Semira Killebrew

Personal information
- Born: 30 March 2001 (age 25)

Sport
- Sport: Athletics
- Event: Sprint

Achievements and titles
- Personal best(s): 60m: 7.16s (Boston, 2024) 100 m: 10.96s (London, 2025) 200m: 23.29s (Windsor, 2025)

Medal record
Women's athletics
Representing the United States
Pan American U20 Championships
| Gold medal – first place | 2019 San José | 4 × 100m relay |

= Semira Killebrew =

American athlete (born 2001)

Semira Killebrew (born 30 March 2001) is an American sprinter.

==Early life==
She was raised in Pike Township, before later moving to Washington Township, Marion County, Indiana, and attended Brebeuf Jesuit Preparatory School in Indianapolis. She was born to Toni and Rico, her father was a multisport athlete at collegiate level. She has four brothers, one of whom, Aaron, was an American football player at Indiana State University. She participated in gymnastics and soccer whilst growing up before focusing on athletics. She joined Indiana Storm track club where she was a teammate of Lynna Irby.

==Early career==
In 2018, she won her first state title in Indiana over 100 meters, and recorded outdoor personal records of 11.55 seconds for the 100m and 23.73 seconds for the 200 metres. That year, at the National Junior Olympic Track and Field Championships, she had a second-place finish in the 17-18 year-old women’s 200 metres in a time of 23.73, before returning to win the 100 metres national age-group title in a wind-legal 11.59 seconds.

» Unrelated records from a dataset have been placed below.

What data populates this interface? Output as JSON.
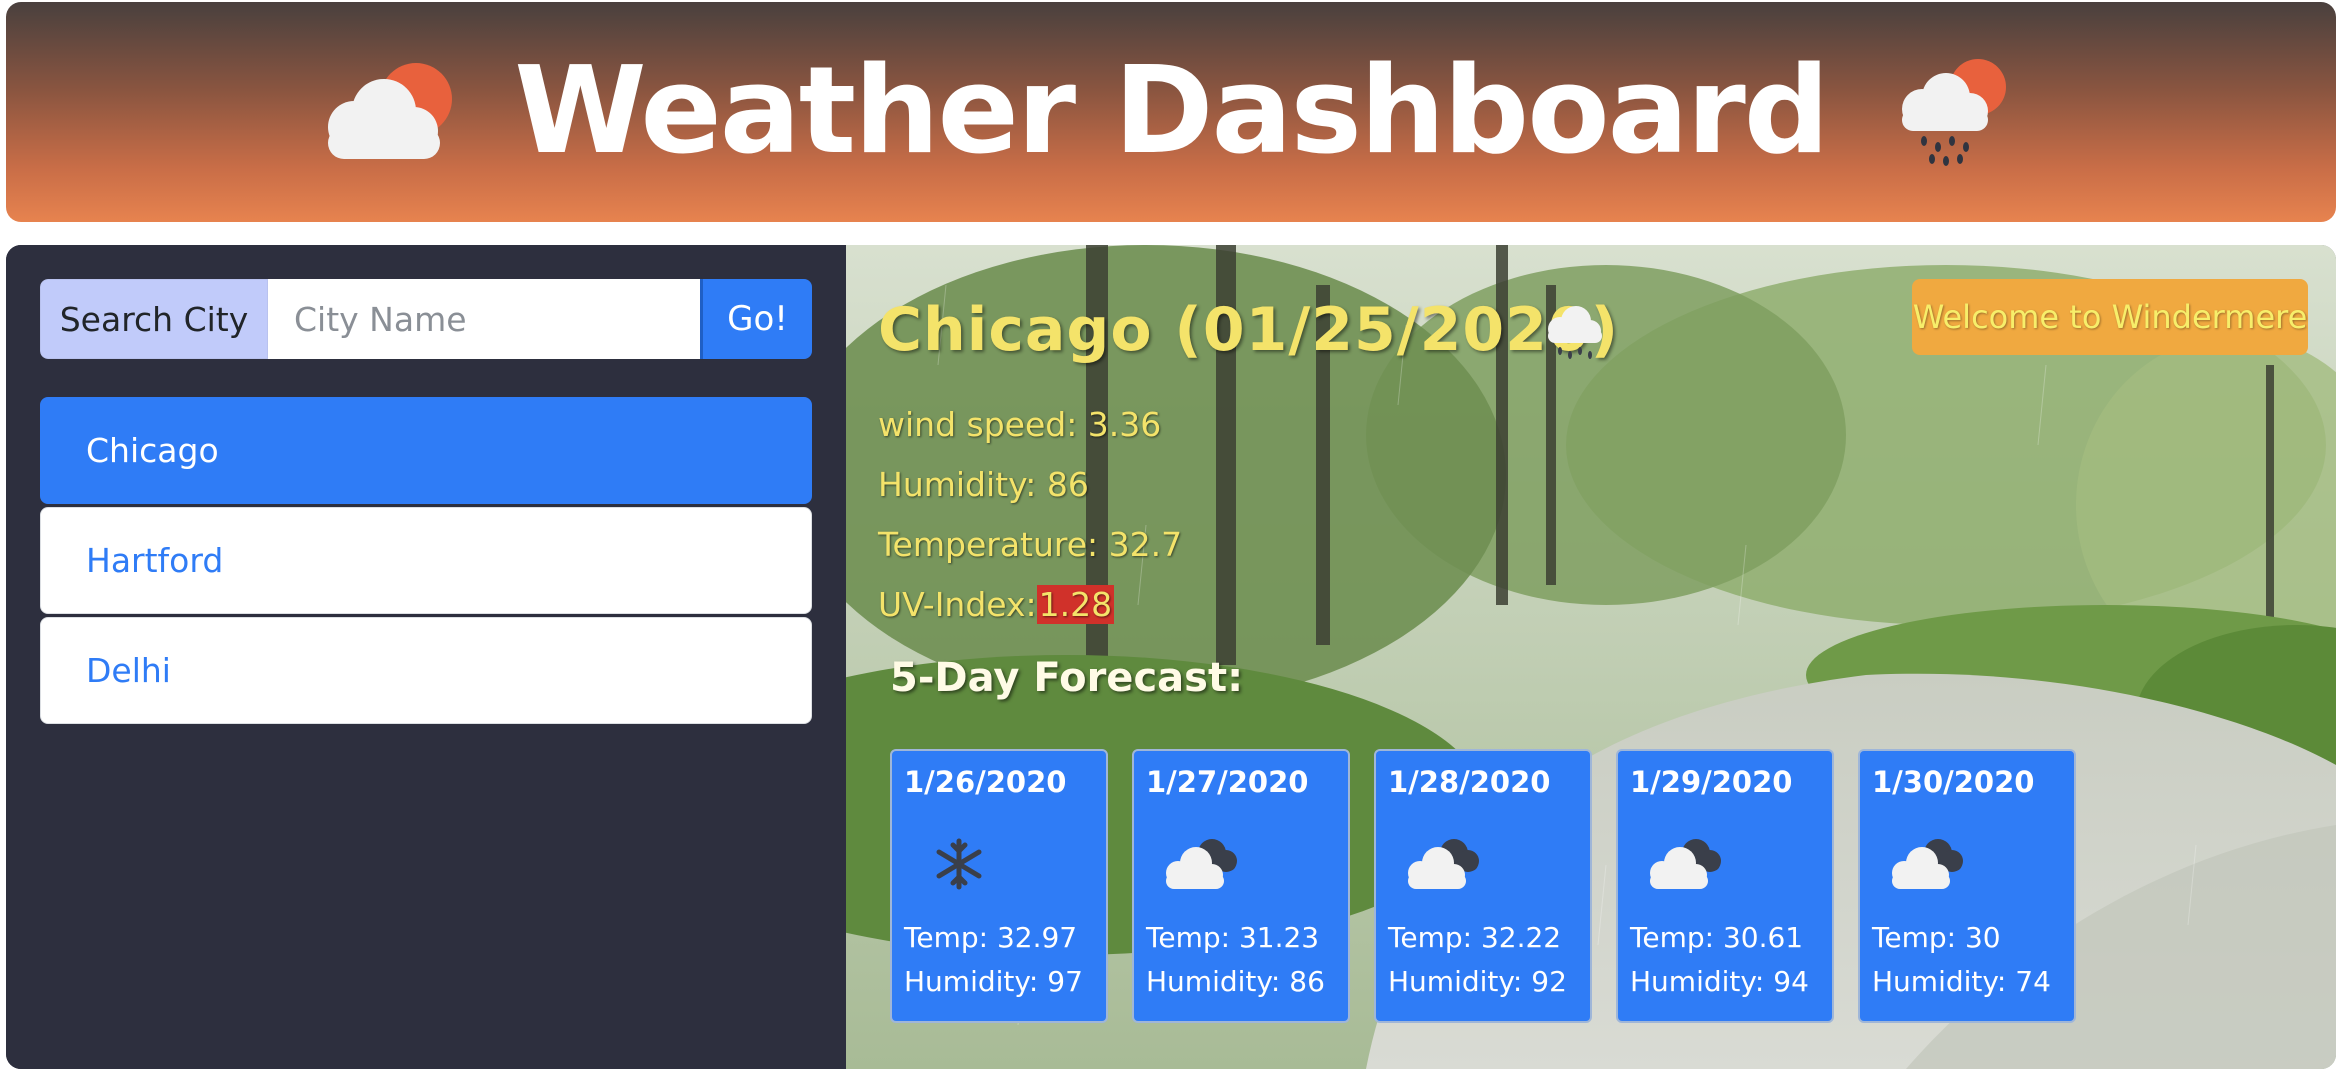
{
  "header": {
    "title": "Weather Dashboard",
    "left_icon": "cloud-sun-icon",
    "right_icon": "cloud-sun-rain-icon"
  },
  "search": {
    "label": "Search City",
    "placeholder": "City Name",
    "value": "",
    "button_label": "Go!"
  },
  "cities": [
    {
      "name": "Chicago",
      "active": true
    },
    {
      "name": "Hartford",
      "active": false
    },
    {
      "name": "Delhi",
      "active": false
    }
  ],
  "current": {
    "title": "Chicago (01/25/2020)",
    "icon": "cloud-rain-icon",
    "wind": "wind speed: 3.36",
    "humidity": "Humidity: 86",
    "temperature": "Temperature: 32.7",
    "uv_label": "UV-Index:",
    "uv_value": "1.28"
  },
  "welcome": "Welcome to Windermere",
  "forecast_heading": "5-Day Forecast:",
  "forecast": [
    {
      "date": "1/26/2020",
      "icon": "snowflake-icon",
      "temp": "Temp: 32.97",
      "humidity": "Humidity: 97"
    },
    {
      "date": "1/27/2020",
      "icon": "broken-clouds-icon",
      "temp": "Temp: 31.23",
      "humidity": "Humidity: 86"
    },
    {
      "date": "1/28/2020",
      "icon": "broken-clouds-icon",
      "temp": "Temp: 32.22",
      "humidity": "Humidity: 92"
    },
    {
      "date": "1/29/2020",
      "icon": "broken-clouds-icon",
      "temp": "Temp: 30.61",
      "humidity": "Humidity: 94"
    },
    {
      "date": "1/30/2020",
      "icon": "broken-clouds-icon",
      "temp": "Temp: 30",
      "humidity": "Humidity: 74"
    }
  ],
  "colors": {
    "accent": "#2f7cf6",
    "highlight_text": "#f4e36a",
    "uv_badge": "#d0312a",
    "welcome_bg": "#f0a940",
    "sidebar_bg": "#2d2f3e"
  }
}
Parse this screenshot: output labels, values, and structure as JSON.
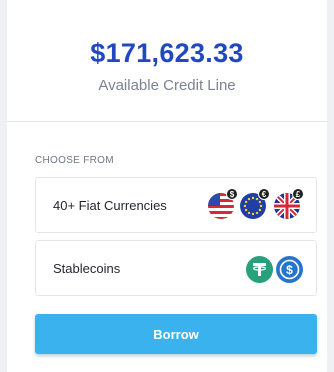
{
  "credit": {
    "amount": "$171,623.33",
    "caption": "Available Credit Line"
  },
  "choose": {
    "label": "CHOOSE FROM",
    "options": [
      {
        "label": "40+ Fiat Currencies",
        "icons": [
          "us-dollar-flag-icon",
          "euro-flag-icon",
          "british-pound-flag-icon"
        ],
        "badges": [
          "$",
          "€",
          "£"
        ]
      },
      {
        "label": "Stablecoins",
        "icons": [
          "tether-icon",
          "usd-coin-icon"
        ]
      }
    ]
  },
  "actions": {
    "borrow_label": "Borrow"
  },
  "colors": {
    "amount": "#2148c0",
    "borrow_button": "#3ab2ee",
    "tether": "#26a17b",
    "usd_coin": "#2775ca"
  }
}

She set an Indiana state sprinting record in 2019 when she ran the 100m in 11.24 seconds at the Brooks PR Invitational in Seattle. That year, she finished third in the 100 metres at the USATF U20 champsionahips, earning herself a spot on the women's 4x100 relay team for the 2019 Pan American U20 Athletics Championships in Costa Rica, winning the gold medal alongside Thelma Davies, Caisja Chandler and Brandee Presley.

==NCAA==
In 2019, she committed to join the University of Florida under coach Mike Holloway. In 2021, she finished third in the 60m in 7.21 seconds at the SEC Indoor Championships. The following year, she placed sixth over 60m at the NCAA Indoor Championships. Whilst ranked in the top-ten college sprinters she entered the transfer portal. Competing for Texas A&M University she broke the programme record for the 60 metres at the 2024 NCAA Indoor Championships, running 7.16 seconds.

==Professional career==
She was a semi-finalist at the US Olympic trials in June 2024 over 100 metres in Eugene, Oregon.

She finished fifth in the women’s 60 metres at the 2025 USATF Indoor Championships in New York in February 2025. On 22 June 2025, she ran a personal best with a time of 10.99s (+1.2 m/s) in the women's 100m at the Bob Vigars Classic in Ontario. She reached the semi-finals of the 100 metres at the 2025 USA Outdoor Track and Field Championships, running her heat in 11.28 seconds (+1.8 m/s).

Killebrew opened her 2026 indoor season running 7.31 seconds for the 60 metres to finish runner-up to training partner Dina Asher Smith at the Corky Classic. In May, she ran at the 2026 World Athletics Relays in the women's 4 × 100 metres relay in Gaborone, Botswana.

==Personal life==
Of short stature, standing at five foot tall, she has said she has taken inspiration from fellow-diminutive sprinter Shelly-Ann Fraser-Pryce.